Aliás, essa não foi a primeira vez que esses espaços ficaram nos holofotes do julgamento. Em 2003, o surto SARS também teria iniciado em um mercado úmido, na província de Guangdong, o que também levou ao fechamento e suspensão temporária da venda de carnes de animais silvestres.
Outras formas de comércio de animais selvagens
O consumo não entra como único risco. O perigo também está presente no contato com animais selvagens por meio da indústria de animais de estimação exóticos, extração de animais e suas partes para a medicina tradicional ou usos ornamentais. Sendo assim, preparadores, clientes ou donos de animais exóticos também estão propensos a terem contatos com o vírus.
Além disso, atividades como o desmatamento e a caça que invadem habitats contribuem para o aumento de contato com animais que podem carregar doenças.
| Continue lendo: É errado ter um animal silvestre de estimação?

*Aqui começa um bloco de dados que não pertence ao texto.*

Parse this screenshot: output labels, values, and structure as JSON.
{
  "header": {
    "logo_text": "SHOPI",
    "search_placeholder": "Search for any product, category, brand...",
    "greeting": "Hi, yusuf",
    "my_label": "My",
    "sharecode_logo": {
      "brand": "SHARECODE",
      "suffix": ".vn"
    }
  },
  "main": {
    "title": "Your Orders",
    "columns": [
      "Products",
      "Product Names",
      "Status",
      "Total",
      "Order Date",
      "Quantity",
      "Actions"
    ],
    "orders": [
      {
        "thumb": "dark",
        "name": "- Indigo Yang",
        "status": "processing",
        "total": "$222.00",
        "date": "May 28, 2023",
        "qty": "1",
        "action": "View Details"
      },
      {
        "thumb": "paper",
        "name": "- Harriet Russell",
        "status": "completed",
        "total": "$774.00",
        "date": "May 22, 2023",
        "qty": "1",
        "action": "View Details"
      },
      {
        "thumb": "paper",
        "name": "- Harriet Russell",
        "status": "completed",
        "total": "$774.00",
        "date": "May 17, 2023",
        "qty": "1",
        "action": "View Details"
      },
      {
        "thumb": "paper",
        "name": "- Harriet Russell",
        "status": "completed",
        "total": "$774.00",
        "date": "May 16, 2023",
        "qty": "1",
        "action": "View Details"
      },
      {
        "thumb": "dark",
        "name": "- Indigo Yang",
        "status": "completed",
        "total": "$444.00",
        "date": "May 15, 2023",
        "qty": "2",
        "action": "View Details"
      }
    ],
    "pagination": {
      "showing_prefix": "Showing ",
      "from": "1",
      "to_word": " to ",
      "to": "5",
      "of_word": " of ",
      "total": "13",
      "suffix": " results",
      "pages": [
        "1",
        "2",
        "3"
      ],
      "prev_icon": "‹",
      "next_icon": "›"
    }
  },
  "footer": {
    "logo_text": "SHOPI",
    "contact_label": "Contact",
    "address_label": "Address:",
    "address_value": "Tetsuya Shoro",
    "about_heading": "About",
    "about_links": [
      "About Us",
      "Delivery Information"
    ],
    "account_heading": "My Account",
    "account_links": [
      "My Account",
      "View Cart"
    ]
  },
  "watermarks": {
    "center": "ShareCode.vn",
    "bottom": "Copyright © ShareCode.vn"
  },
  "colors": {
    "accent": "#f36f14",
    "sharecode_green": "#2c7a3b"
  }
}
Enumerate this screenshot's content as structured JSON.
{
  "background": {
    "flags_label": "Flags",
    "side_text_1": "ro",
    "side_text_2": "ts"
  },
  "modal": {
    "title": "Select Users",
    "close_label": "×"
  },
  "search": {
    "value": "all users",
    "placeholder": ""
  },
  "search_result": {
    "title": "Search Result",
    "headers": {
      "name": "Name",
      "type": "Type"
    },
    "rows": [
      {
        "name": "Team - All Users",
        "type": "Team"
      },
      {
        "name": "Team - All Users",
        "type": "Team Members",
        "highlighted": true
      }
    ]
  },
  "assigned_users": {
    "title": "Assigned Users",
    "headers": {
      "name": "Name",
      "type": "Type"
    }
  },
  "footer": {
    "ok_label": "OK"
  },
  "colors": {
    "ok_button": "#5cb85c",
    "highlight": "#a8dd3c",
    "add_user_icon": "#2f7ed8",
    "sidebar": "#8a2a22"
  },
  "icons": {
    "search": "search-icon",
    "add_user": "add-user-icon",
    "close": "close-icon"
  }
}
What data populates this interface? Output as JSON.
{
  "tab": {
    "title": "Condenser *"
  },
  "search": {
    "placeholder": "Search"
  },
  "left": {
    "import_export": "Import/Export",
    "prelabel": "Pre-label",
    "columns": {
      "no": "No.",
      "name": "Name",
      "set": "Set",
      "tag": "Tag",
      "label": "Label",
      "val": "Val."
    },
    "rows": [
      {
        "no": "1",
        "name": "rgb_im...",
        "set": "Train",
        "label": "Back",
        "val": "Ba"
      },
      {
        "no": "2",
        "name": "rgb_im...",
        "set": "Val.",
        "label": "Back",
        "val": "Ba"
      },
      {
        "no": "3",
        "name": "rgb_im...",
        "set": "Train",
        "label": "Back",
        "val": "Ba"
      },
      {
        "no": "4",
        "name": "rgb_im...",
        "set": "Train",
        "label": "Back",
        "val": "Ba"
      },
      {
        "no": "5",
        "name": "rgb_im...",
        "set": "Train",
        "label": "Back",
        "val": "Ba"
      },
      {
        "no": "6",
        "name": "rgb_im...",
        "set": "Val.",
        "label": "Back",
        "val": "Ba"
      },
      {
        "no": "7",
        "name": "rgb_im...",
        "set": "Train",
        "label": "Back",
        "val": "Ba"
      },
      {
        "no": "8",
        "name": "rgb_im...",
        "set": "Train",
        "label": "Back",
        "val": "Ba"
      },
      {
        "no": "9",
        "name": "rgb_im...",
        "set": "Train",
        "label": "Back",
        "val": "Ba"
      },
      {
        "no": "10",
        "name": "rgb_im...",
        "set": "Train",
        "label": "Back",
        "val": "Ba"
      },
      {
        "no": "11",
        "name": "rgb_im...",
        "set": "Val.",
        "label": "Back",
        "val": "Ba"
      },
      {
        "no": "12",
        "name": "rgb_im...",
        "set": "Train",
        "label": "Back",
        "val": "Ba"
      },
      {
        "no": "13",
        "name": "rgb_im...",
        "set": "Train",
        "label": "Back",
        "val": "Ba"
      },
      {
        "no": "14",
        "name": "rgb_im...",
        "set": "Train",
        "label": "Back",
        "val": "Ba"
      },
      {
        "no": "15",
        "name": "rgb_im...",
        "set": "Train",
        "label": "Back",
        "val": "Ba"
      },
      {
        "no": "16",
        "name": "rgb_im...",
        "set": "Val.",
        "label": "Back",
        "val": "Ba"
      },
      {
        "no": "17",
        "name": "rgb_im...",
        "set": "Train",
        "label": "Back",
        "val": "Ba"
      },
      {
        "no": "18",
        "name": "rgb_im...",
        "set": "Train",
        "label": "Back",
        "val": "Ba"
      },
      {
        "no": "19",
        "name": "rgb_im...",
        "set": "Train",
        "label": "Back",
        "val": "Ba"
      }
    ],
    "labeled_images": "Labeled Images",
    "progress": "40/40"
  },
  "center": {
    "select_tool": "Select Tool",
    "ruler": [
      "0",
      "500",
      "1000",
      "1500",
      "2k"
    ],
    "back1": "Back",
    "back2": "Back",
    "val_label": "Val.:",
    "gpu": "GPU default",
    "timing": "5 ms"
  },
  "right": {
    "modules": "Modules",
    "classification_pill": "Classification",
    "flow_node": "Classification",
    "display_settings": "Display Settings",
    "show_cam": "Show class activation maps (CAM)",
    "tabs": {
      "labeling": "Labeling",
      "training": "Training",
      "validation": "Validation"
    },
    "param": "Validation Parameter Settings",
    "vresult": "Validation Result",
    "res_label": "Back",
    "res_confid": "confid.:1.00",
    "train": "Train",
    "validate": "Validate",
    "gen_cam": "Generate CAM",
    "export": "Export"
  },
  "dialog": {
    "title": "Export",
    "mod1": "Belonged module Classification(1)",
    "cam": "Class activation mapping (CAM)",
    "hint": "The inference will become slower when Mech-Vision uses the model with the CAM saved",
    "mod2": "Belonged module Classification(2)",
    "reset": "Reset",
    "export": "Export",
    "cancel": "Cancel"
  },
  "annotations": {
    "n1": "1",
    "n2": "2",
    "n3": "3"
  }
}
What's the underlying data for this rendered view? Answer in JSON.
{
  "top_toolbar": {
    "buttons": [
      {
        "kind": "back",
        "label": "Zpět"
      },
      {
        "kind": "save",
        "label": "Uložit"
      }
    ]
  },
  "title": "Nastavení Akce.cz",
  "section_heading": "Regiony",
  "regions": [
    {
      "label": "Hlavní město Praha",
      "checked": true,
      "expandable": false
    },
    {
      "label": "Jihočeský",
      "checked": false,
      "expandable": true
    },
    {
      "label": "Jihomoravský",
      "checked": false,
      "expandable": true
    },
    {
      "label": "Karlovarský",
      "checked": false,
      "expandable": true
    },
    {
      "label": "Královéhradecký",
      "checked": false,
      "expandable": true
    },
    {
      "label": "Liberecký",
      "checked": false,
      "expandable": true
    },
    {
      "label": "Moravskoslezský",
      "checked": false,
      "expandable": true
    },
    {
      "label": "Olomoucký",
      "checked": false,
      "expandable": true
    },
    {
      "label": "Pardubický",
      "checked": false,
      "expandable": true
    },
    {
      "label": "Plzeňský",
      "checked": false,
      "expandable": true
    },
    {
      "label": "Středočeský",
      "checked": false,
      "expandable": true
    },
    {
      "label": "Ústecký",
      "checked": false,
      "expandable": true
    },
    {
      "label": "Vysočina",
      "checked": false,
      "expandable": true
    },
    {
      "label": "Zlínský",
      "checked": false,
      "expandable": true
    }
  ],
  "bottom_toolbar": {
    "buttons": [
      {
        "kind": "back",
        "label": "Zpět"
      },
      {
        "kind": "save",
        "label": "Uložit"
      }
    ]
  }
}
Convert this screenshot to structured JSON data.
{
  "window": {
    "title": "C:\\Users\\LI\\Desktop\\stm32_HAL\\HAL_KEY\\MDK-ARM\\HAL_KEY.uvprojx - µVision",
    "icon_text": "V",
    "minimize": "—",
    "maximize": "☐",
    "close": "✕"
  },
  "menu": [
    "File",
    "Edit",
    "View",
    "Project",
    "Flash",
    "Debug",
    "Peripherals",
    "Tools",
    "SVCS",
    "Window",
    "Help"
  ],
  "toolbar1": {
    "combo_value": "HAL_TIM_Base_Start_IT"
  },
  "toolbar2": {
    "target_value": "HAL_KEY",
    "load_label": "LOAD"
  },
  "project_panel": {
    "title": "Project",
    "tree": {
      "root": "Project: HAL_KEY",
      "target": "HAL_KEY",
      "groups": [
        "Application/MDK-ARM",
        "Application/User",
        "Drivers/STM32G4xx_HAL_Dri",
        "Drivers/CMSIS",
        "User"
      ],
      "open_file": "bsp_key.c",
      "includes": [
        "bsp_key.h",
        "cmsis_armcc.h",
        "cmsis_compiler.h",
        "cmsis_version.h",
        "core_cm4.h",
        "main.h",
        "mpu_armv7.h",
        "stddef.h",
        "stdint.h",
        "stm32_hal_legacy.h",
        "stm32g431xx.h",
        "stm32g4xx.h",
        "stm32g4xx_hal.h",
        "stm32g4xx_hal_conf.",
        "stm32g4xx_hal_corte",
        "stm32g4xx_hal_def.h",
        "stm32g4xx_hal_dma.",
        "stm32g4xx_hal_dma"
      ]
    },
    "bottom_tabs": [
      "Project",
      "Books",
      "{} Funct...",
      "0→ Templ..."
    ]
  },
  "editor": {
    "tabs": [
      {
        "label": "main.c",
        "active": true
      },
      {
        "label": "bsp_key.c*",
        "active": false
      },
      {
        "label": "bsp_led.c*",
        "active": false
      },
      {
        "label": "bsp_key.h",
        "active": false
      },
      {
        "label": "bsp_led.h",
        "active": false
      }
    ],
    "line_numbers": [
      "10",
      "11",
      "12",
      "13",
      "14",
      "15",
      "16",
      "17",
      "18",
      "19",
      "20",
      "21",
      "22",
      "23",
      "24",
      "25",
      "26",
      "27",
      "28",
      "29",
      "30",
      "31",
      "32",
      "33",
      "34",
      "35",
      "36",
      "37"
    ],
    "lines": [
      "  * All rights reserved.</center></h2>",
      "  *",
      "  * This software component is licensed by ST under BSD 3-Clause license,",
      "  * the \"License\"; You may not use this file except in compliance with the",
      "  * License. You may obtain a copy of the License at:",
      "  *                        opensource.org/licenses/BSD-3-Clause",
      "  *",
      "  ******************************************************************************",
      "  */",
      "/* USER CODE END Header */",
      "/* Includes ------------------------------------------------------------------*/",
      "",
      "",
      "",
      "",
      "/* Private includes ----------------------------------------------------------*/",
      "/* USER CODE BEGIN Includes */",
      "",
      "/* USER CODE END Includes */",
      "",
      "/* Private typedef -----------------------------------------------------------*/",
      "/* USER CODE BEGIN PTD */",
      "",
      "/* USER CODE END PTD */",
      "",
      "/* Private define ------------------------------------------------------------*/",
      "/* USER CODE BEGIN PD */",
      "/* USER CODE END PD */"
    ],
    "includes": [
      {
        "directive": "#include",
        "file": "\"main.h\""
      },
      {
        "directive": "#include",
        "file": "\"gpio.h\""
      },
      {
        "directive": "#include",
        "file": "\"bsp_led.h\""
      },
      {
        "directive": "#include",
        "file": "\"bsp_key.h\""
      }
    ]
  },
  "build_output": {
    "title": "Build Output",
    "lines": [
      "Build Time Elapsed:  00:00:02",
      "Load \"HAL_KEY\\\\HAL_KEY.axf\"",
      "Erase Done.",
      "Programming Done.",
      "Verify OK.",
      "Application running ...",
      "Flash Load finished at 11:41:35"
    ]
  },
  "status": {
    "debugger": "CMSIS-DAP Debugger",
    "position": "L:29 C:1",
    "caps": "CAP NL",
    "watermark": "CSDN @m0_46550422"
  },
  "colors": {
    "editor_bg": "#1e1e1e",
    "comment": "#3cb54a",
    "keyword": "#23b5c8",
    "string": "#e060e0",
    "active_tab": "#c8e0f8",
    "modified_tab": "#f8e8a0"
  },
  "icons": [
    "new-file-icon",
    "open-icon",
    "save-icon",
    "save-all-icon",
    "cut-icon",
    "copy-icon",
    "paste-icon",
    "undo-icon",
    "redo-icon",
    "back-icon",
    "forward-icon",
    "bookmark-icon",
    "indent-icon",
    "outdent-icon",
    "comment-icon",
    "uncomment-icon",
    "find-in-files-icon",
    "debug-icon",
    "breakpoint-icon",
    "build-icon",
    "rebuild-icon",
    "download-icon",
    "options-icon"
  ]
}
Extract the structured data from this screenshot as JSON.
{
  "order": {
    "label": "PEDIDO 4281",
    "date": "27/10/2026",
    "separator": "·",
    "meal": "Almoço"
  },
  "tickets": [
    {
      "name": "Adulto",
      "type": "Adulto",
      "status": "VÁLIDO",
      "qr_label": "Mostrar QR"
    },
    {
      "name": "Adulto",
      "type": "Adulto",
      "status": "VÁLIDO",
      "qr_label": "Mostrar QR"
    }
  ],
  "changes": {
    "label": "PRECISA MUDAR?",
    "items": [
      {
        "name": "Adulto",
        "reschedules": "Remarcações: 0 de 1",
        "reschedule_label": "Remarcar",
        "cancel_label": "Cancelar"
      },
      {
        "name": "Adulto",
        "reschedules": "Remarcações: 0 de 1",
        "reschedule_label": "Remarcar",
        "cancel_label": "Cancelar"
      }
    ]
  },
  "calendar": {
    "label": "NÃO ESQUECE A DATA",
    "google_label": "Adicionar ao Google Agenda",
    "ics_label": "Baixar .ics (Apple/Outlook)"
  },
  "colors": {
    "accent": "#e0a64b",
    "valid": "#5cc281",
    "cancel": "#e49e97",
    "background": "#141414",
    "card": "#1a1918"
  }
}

A maioria do povo chinês não come animais selvagens
Os tempos mudaram, mas a China não encara mais a escassez de alimentos da época da grande fome. A produção do país passa de 80 milhões de toneladas de carne por ano, entre porcos, frangos e gados. Tendo também a maior capacidade de pesca oceânica do mundo.
Portanto, uma pesquisa realizada em 2006, que entrevistou 24 mil chineses, mostrou que 72% das pessoas não tinham consumido carnes exóticas no ano anterior. Aliás, antes da SARS, esse total era de 51%. Entretanto, em um outro estudo feito em 2015 na capital Beijing, apresentou que pelo menos 30% dos habitantes recorrem aos Wet Markets. Em cidades mais pobres ou nas periferias, a porcentagem aumenta. Porém, a grande maioria não consome carnes exóticas, e sim carnes e peixes comuns.
Este artigo tem com intuito informar e conscientizar, tendo as seguintes referências: Super Interessante, National Geographic, e Gazeta do Povo.